This notebook contains the code that was used to create csv files with assets price data.

In [3]:
import pandas as pd
import investiny

# Stocks

In [93]:
stocks = ['AAPL', 'AMD', 'TSLA', 'AMZN', 'NVDA', 'INTC', 'MU', 'MSFT', 'META', 'GOOGL']

In [94]:
EXCHANGE_STOCKS = 'NASDAQ'
investing_id_stocks = {}
for ticker in stocks:
    results = investiny.search_assets(query=ticker, type='Stock', exchange=EXCHANGE_STOCKS)
    for result in results:
        if result['full_name'] == f'{EXCHANGE_STOCKS}:{ticker}':
            break
    print(result)
    investing_id_stocks[ticker] = result['ticker']

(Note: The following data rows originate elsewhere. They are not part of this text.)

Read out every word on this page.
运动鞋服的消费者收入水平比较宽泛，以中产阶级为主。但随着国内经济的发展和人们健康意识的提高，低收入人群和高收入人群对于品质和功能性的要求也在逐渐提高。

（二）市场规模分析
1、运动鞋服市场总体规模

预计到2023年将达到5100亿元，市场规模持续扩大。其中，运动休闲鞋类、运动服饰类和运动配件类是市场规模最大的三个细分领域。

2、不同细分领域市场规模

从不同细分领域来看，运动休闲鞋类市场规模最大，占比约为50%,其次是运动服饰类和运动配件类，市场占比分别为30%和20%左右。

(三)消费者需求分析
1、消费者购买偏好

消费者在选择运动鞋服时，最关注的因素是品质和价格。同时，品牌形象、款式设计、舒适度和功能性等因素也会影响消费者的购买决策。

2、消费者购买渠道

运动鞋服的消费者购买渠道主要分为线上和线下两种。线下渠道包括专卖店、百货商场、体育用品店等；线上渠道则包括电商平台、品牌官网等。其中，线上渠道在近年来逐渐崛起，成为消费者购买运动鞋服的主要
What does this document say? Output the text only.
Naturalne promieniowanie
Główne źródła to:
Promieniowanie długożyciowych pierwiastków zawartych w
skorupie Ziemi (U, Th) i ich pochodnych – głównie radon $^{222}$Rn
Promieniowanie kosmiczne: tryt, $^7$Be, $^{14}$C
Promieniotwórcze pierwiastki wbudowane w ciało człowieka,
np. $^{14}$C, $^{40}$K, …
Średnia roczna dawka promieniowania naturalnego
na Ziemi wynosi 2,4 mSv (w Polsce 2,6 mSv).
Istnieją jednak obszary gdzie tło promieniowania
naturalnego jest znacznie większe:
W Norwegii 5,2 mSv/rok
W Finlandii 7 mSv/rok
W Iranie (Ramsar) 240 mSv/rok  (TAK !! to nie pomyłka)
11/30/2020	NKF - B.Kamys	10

{'symbol': 'AAPL', 'full_name': 'NASDAQ:AAPL', 'description': 'Apple Inc', 'type': 'Stock', 'ticker': '6408', 'exchange': 'NASDAQ'}
{'symbol': 'AMD', 'full_name': 'NASDAQ:AMD', 'description': 'Advanced Micro Devices Inc', 'type': 'Stock', 'ticker': '8274', 'exchange': 'NASDAQ'}
{'symbol': 'TSLA', 'full_name': 'NASDAQ:TSLA', 'description': 'Tesla Inc', 'type': 'Stock', 'ticker': '13994', 'exchange': 'NASDAQ'}
{'symbol': 'AMZN', 'full_name': 'NASDAQ:AMZN', 'description': 'Amazon.com Inc', 'type': 'Stock', 'ticker': '6435', 'exchange': 'NASDAQ'}
{'symbol': 'NVDA', 'full_name': 'NASDAQ:NVDA', 'description': 'NVIDIA Corporation', 'type': 'Stock', 'ticker': '6497', 'exchange': 'NASDAQ'}
{'symbol': 'INTC', 'full_name': 'NASDAQ:INTC', 'description': 'Intel Corporation', 'type': 'Stock', 'ticker': '251', 'exchange': 'NASDAQ'}
{'symbol': 'MU', 'full_name': 'NASDAQ:MU', 'description': 'Micron Technology Inc', 'type': 'Stock', 'ticker': '8092', 'exchange': 'NASDAQ'}
{'symbol': 'MSFT', 'full_name':

In [95]:
investing_id_stocks

{'AAPL': '6408',
 'AMD': '8274',
 'TSLA': '13994',
 'AMZN': '6435',
 'NVDA': '6497',
 'INTC': '251',
 'MU': '8092',
 'MSFT': '252',
 'META': '26490',
 'GOOGL': '6369'}

In [69]:
# For the following assets, the data source on investing.com is NASDAQ
investing_id_stocks = {
    'AAPL': 6408,
    'AMD': 8274,
    'TSLA': 13994,
    'AMZN': 6435,
    'NVDA': 6497,
    'INTC': 251,
    'MU': 8092,
    'MSFT': 252,
    'META': 26490,
    'GOOGL': 6369
}

# Commodities

For commodities, investing.com id's were searched manually to ensure the correct ticker is choosed.

In [None]:
investiny.search_assets(query='ZC', type='Commodity')

In [108]:
# For the following assets, the data source on investing.com is capital.com
investing_id_commodities = {
    'Brent Oil Futures': 8833,
    'Crude Oil WTI Futures': 8849,
    'Natural Gas Futures': 8862,
    'Heating Oil Futures': 8988,
    'Gold Futures': 8830,
    'Silver Futures': 8836,
    'Copper Futures': 8831,  # ticker: HG, exchange: COMEX
    'Platinum Futures': 8910,
    'US Coffee C Futures': 8832,
    'US Corn Futures': 8918,
}

# Cryptocurrencies

For crypto, investing.com id's were also searched manually.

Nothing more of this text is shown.